The local share market is rejoicing at the Reserve Bank's decision to keep rates on hold, despite comments foreshadowing future hikes.
The S&P/ASX200 was 10.5 points in the red before the 2.30pm AEST announcement sent it rocketing up 50.1 points, or 0.69 per cent, in the space of 15 minutes.
The benchmark index finished Tuesday up 32.9 points, or 0.45 per cent, to a two-week high of 7,279, while the broader All Ordinaries rose 36.1 points, or 0.49 per cent, to 7,478.9.
Investors are taking comfort in the belief the RBA is slowly winding down its tightening cycle, even though it likely has another hike in the tank before year's end, eToro market analyst Josh Gilbert says.
“The board was pleased with the progress of the monthly CPI reading last week but reaffirmed that inflation is still too high,” he said.
“The decision today points towards the economy weakening and the RBA’s clear worry over tipping Australia into a recession, with the board reiterating that the path to a soft landing is narrow.”
Reserve Bank governor Philip Lowe said in a statement keeping interest rates steady would give the board more time to assess the state of the economy.
“Some further tightening of monetary policy may be required to ensure that inflation returns to target in a reasonable timeframe, but that will depend upon how the economy and inflation evolve,” he said.
Key to the RBA’s next rates decision will be this month’s quarterly inflation readout, but other factors - including a red-hot labour market - will also be weighing on Dr Lowe's mind.
In good news for equities, there is now a strong chance the cash rate will peak below 4.6 per cent, Mr Gilbert believes.
Commonwealth Bank expects one more 25 basis point increase, while NAB anticipates two further hikes.
ANZ is sticking with its prediction of 4.6 per cent, but says Tuesday’s pause makes it more uncertain.
The big four banks went on a charge following the announcement, with CBA and NAB up 1.3 per cent and Westpac and ANZ 1.2 per cent higher.

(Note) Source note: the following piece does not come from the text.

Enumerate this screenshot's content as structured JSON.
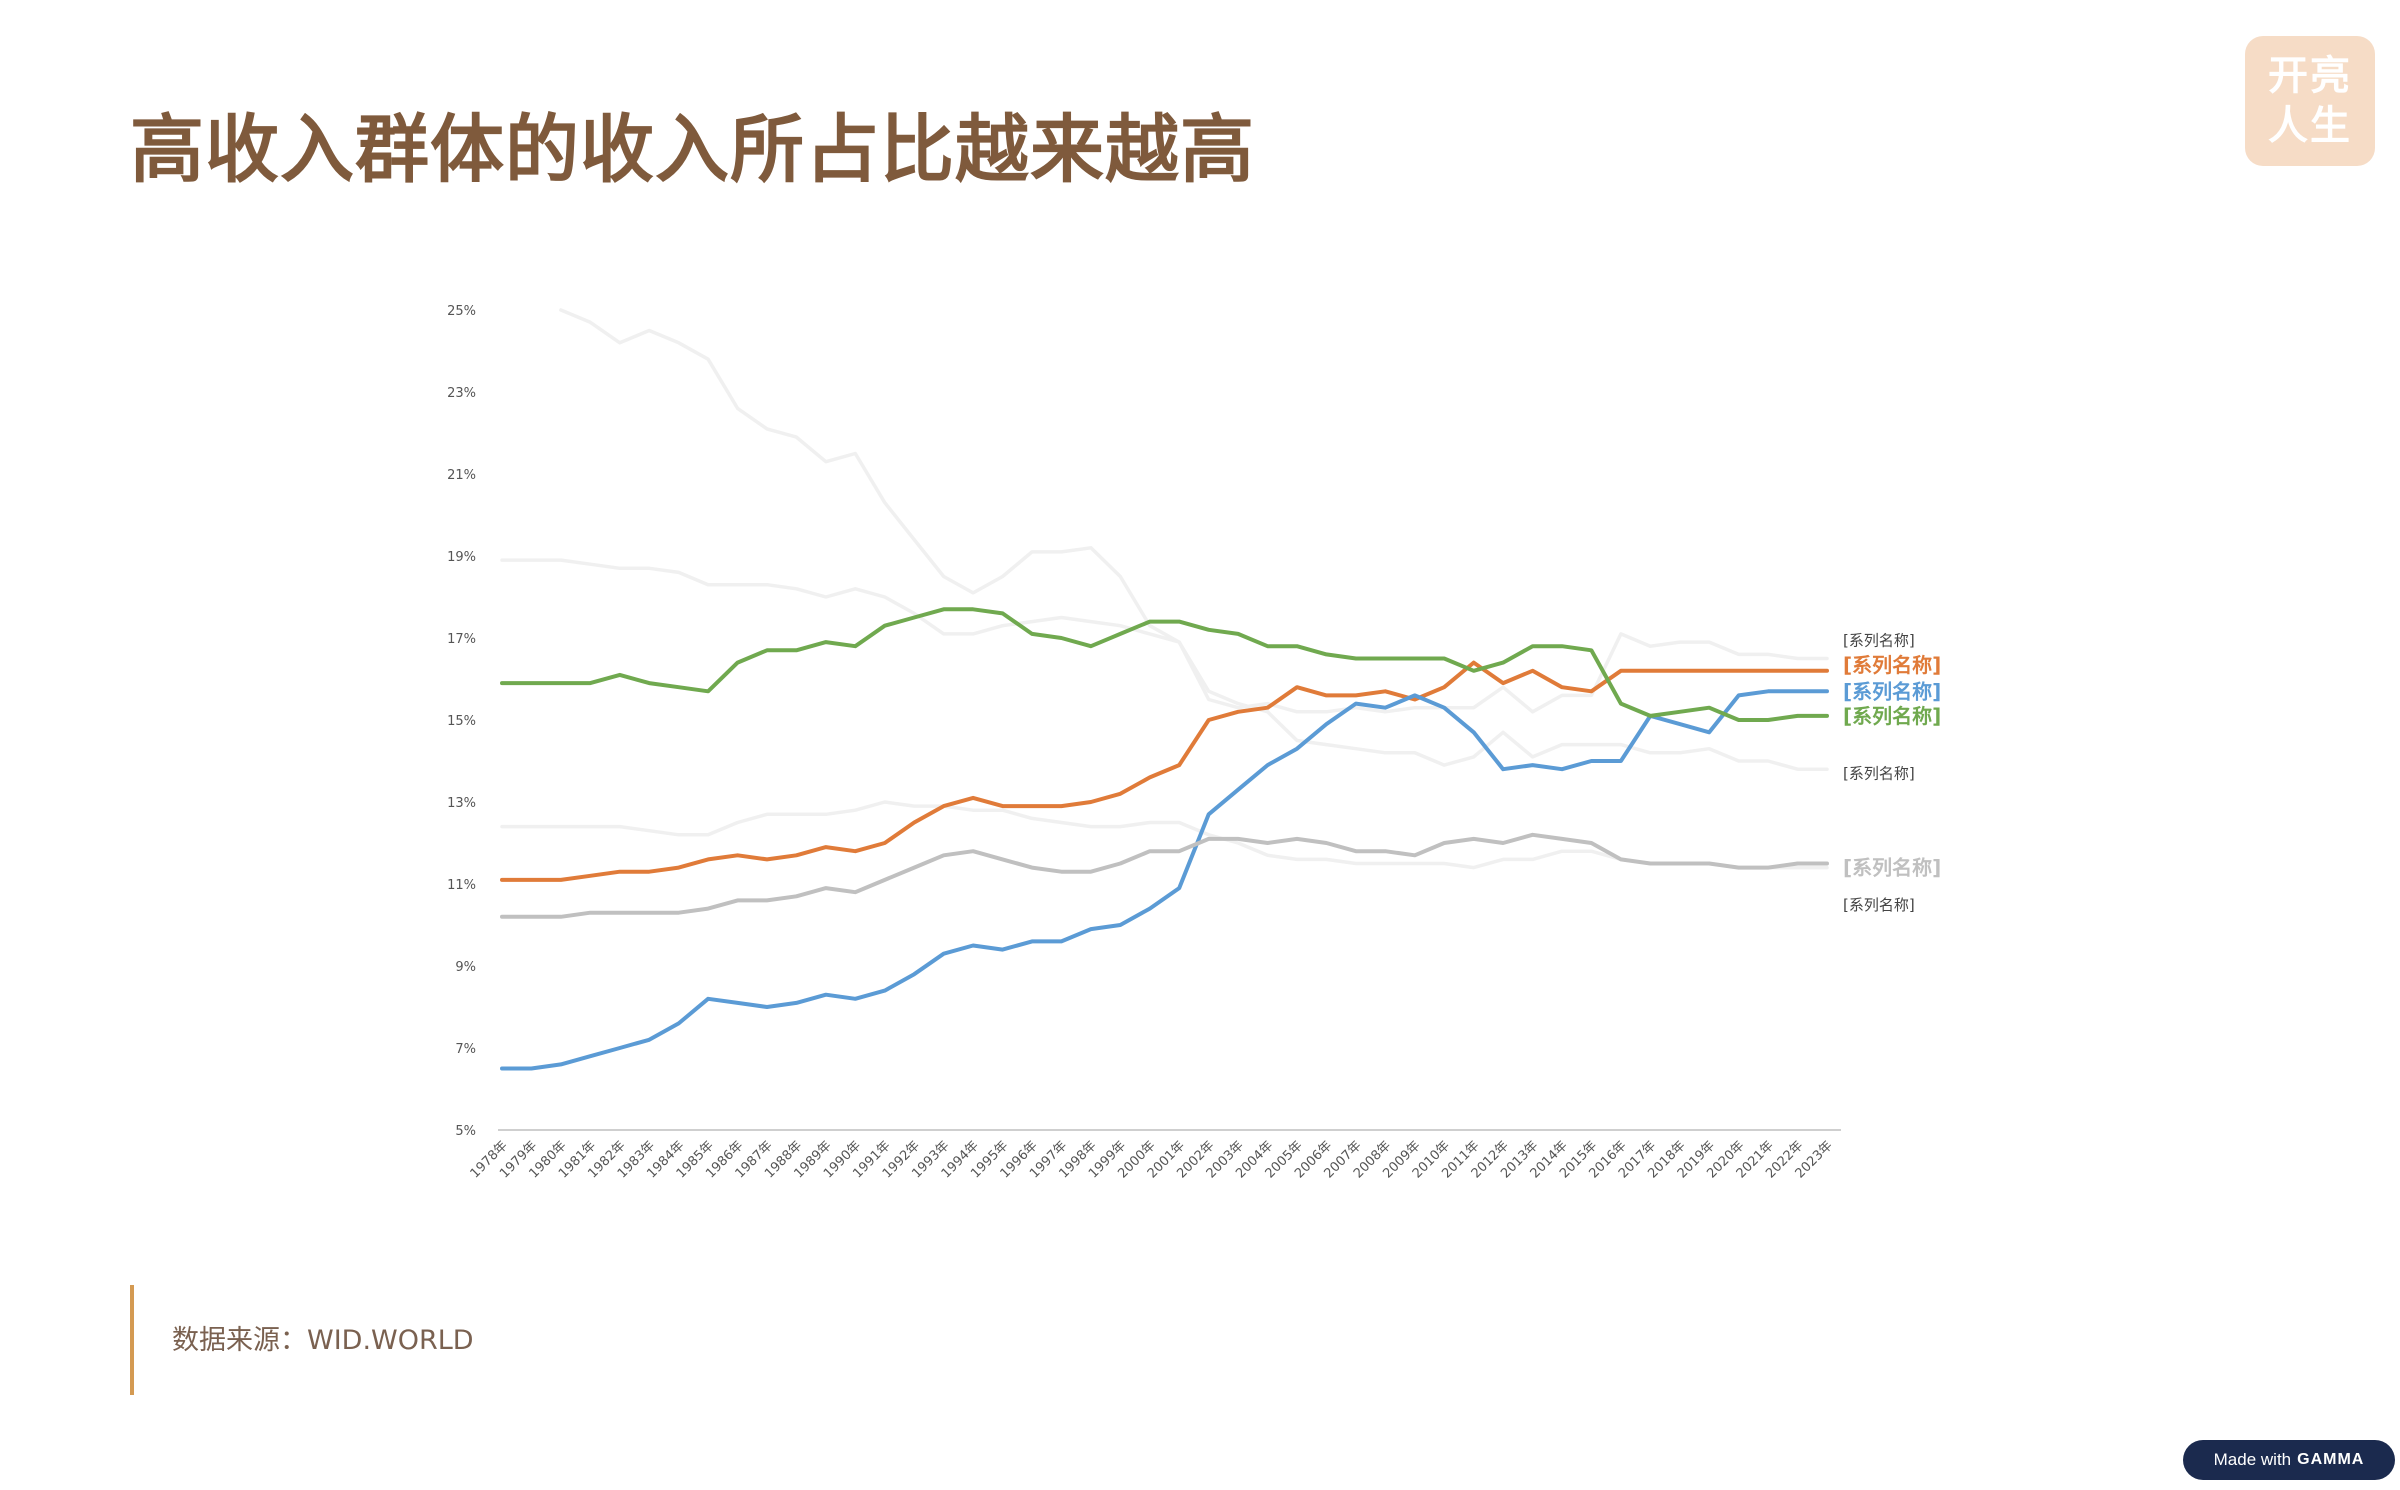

Energy stocks were the biggest lifters of the day, up 1.2 per cent after Saudi Arabia prolonged its oil cut in an effort to keep a lid on supply, sending prices higher overnight.
Oil and gas giant Woodside climbed 1.4 per cent to $35.12, while Whitehaven Coal gained 2.4 per cent to $6.92.
The heavyweight miners all finished lower, with BHP losing 0.1 per cent, Fortescue Metals retreating 0.9 per cent and Rio Tinto down 1.2 per cent.
Fruit and vegetable grower Costa Group surged 12.1 per cent to $3.34 after confirming it had received a takeover offer from US private equity firm Paine Schwartz Partners at $3.50 per share.
Austal was another beneficiary of a North American buyout offer, up 12.9 per cent on reports JF Lehman & Company is preparing to lodge a bid for the navy shipbuilder.
Health insurer NIB climbed 3.4 per cent after its subsidiary Thrive acquired NDIS platform Kynd - a marketplace matching buyers and sellers of disability services.
Suncorp recovered from a slow start to end 0.6 per cent up after the group said it expects reinsurance costs to increase in 2023/24 due to recent catastrophic weather associated with La Nina.
Silver Lake Resources rallied 5.8 per cent after confirming gold sales of 83,540 ounces for the last quarter, in line with guidance.
Atomo shares rocketed up 130.6 per cent to a 12-month high of 8.3c. The rapid diagnostic test manufacturer is a critical supplier for Lumos Diagnostics' FebriDx test, which recently received regulatory approval in the US.
The Australian dollar was down against the major currencies, buying 66.52 US cents from 66.63 at Monday’s ASX close.
ON THE ASX:
* The benchmark S&P/ASX200 index finished Tuesday up 32.9 points, or 0.45 per cent, at 7,279.
* The broader All Ordinaries rose 36.1 points, or 0.49 per cent, to 7,478.9.
CURRENCY SNAPSHOT:
One Australian dollar buys:
* 66.52 US cents, from 66.63 US cents at Monday’s ASX close
* 96.25 Japanese yen, from 96.34 Japanese yen
* 61.05 Euro cents, from 61.11 Euro cents
* 52.43 British pence, from 52.50 pence
* 108.18 NZ cents, from 108.48 NZ cents.